In this sense, the sentence 'The Earth is round' is true. And the reason that it is true is that there is a fact that corresponds to it, namely, the fact consisting of the object that is the Earth having the property of being round. The sentence might be considered "rational" or "irrational", but the corresponding fact simply "obtains" or "holds".

What might it mean for that sentence to be "rational"? I don't think that there's a standardly accepted definition of "rational" in this sense, but here's one plausible possibility: A sentence is rational if it coheres with other true (or believed) sentences, and it is irrational otherwise. So, given the usually accepted claims of science, the sentence 'The Earth is flat' -- or, better, the belief that the Earth is flat -- might be considered irrational.

The sentence 'We all die' is true. That we all die is a fact. The sentence is not simultaneously a fact. Rather, there is a fact that corresponds to that sentence.

You say that you don't see how a fact can be anything but a sentence. I agree that in the usual non-philosopher's use of the word 'fact', it is usually used in the same way that the word 'sentence' is. But my understanding of the original question and Allen Stairs's original reply was that there was a confusion about how philosophers use the word. If you think that we use it in a strange way, so be it, but there is a distinction to be made between sentences and situations (or whatever you want to call them), and reserving the word 'fact' for the latter is the way some philosophers speak when they're wearing their professional philosopher's hats.

I do agree that the way the world is is one big fact and that the way your room is right now is a smaller fact (which is part of the bigger one). But as I said above, I don't see how such things can be "rational" or "irrational".

How are you using the word "irrational" to apply to situations? Do you mean that the situation doesn't "cohere" with other situations? But what would that mean? A person's actions might be irrational, I suppose.
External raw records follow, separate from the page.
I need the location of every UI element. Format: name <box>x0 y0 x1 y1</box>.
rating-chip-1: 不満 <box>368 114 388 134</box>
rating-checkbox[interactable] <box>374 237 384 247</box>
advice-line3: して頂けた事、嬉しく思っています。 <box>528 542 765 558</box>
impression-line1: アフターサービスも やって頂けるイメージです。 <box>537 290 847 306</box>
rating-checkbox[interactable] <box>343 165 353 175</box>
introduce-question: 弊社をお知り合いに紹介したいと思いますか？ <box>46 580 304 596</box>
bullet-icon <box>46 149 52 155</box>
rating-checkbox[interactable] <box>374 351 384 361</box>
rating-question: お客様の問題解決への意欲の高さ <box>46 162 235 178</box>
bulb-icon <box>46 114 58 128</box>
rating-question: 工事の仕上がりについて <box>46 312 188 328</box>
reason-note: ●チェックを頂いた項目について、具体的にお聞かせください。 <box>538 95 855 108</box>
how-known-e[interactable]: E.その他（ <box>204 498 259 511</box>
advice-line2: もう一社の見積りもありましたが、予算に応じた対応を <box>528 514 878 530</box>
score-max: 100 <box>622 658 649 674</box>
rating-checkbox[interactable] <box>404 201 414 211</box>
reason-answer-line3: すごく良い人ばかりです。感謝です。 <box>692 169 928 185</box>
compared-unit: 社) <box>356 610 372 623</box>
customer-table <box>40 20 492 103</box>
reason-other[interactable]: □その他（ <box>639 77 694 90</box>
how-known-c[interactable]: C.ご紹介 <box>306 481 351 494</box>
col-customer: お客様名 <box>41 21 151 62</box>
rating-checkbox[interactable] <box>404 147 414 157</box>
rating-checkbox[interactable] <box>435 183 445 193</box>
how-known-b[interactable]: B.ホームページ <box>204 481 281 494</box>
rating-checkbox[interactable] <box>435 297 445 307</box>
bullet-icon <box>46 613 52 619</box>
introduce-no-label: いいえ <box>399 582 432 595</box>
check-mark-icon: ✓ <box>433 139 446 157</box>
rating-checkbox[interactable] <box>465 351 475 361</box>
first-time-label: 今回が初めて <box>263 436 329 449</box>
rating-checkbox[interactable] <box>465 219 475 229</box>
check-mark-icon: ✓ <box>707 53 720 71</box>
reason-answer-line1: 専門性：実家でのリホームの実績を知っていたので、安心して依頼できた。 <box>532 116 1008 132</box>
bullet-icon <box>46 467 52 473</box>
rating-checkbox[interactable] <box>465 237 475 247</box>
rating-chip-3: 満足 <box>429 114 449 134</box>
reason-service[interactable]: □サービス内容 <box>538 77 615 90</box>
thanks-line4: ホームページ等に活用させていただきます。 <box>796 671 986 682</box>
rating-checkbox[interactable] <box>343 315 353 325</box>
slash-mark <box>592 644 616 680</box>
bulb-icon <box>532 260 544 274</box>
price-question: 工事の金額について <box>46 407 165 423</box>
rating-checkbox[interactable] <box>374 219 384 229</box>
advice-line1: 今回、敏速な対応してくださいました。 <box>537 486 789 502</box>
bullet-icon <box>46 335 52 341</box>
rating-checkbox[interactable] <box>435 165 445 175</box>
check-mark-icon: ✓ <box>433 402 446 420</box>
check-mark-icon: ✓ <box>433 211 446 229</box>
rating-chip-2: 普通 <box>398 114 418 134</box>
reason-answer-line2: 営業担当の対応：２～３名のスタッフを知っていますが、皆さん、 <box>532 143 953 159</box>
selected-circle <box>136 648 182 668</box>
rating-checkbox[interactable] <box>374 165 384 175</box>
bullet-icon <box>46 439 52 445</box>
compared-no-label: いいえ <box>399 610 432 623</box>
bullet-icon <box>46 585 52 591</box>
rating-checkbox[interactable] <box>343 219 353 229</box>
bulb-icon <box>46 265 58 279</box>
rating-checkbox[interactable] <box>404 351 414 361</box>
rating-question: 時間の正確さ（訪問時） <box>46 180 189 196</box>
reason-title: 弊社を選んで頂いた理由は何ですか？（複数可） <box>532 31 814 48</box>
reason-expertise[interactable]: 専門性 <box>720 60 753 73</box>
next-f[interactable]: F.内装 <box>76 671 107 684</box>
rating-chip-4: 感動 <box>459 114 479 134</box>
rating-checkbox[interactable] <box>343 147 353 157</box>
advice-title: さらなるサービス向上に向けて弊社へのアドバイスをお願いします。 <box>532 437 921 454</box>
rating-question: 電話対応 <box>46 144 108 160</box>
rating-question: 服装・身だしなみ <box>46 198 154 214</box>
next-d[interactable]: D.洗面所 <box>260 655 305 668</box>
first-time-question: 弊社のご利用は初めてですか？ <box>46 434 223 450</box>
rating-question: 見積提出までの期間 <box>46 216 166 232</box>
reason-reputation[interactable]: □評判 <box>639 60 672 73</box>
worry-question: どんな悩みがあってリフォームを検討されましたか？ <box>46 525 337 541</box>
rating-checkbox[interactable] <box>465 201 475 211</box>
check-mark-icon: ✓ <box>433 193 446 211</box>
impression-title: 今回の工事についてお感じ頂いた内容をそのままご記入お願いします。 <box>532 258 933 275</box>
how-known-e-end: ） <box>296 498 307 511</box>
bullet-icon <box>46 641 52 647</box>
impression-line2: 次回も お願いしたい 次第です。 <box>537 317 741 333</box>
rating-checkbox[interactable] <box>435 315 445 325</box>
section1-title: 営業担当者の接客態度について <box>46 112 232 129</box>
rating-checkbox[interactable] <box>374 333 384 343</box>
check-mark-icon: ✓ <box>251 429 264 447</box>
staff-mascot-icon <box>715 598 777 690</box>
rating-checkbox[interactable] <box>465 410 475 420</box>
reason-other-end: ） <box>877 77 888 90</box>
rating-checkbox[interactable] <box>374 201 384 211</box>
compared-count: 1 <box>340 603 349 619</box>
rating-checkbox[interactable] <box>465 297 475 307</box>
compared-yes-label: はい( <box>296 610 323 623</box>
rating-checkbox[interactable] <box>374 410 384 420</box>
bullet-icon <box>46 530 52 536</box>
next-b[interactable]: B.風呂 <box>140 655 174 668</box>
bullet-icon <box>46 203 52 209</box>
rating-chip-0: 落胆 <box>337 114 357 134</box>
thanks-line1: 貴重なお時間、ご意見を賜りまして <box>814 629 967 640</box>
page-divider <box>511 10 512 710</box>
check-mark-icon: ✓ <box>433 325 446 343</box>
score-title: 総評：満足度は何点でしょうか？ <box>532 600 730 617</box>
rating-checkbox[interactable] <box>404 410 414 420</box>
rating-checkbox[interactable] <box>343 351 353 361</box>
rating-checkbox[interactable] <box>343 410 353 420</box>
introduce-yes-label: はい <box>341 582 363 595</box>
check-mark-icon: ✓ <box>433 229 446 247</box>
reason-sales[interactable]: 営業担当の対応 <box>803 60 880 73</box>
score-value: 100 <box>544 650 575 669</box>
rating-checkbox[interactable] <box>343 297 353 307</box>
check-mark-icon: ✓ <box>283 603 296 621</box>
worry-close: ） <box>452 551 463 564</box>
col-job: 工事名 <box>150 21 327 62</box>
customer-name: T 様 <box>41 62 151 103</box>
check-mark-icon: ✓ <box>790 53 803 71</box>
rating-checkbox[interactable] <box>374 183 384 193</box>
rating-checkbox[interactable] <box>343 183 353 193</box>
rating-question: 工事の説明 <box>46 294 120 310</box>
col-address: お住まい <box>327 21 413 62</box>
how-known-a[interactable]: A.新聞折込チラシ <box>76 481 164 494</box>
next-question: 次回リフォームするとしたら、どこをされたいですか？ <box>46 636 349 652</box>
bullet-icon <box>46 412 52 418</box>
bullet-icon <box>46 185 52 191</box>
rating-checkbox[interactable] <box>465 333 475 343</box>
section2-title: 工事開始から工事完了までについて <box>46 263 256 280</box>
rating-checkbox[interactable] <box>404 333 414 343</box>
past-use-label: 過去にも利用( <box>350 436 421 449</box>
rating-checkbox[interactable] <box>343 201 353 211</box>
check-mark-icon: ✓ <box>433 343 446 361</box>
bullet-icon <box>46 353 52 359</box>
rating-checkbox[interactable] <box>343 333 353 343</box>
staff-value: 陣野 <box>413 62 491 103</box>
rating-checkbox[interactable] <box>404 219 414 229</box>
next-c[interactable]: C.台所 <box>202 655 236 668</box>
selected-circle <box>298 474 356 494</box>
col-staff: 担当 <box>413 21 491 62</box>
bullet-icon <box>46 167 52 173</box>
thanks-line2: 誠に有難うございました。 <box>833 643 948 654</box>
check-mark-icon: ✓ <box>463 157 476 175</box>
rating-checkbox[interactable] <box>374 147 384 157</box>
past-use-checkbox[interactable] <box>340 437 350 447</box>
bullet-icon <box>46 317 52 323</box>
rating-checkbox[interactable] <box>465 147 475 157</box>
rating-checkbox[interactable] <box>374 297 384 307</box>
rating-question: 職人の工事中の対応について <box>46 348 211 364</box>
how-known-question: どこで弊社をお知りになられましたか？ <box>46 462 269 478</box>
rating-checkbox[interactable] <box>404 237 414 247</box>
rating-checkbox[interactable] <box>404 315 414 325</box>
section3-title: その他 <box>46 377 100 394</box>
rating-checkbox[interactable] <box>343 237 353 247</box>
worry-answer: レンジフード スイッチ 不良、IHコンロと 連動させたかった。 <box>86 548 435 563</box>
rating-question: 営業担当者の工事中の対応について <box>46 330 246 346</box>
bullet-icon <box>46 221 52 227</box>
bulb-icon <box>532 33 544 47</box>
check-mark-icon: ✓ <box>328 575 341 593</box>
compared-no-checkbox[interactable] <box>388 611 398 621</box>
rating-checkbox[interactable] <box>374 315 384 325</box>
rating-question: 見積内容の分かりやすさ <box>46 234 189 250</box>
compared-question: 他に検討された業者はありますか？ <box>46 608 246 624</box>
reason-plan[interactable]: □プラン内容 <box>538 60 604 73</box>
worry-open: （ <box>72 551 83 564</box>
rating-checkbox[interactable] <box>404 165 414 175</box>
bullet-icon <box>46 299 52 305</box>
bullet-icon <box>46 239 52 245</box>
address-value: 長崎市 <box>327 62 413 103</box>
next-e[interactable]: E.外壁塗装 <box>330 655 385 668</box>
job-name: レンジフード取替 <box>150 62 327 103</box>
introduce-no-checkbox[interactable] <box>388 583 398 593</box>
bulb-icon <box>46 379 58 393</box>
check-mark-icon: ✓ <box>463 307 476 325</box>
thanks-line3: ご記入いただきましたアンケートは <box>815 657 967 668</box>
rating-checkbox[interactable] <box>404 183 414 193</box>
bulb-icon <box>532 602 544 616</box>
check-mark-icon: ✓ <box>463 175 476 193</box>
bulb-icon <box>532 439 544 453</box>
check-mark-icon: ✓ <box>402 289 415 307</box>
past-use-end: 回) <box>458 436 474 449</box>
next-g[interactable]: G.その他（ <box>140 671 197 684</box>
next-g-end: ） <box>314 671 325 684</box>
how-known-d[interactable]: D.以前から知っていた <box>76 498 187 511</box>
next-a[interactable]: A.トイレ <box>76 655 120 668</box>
But an action isn't a fact.

I'm not quite sure what dictionary.com's "agreeable to reason" means, but if it means something like what I suggested above, namely, cohering with other true sentences, then it can't apply to facts considered as situations. (By the way, "agreeable to reason" doesn't mean that a reasonable person likes it or finds it "agreeable". A person could like a fact, but that's not what's meant in that definition.)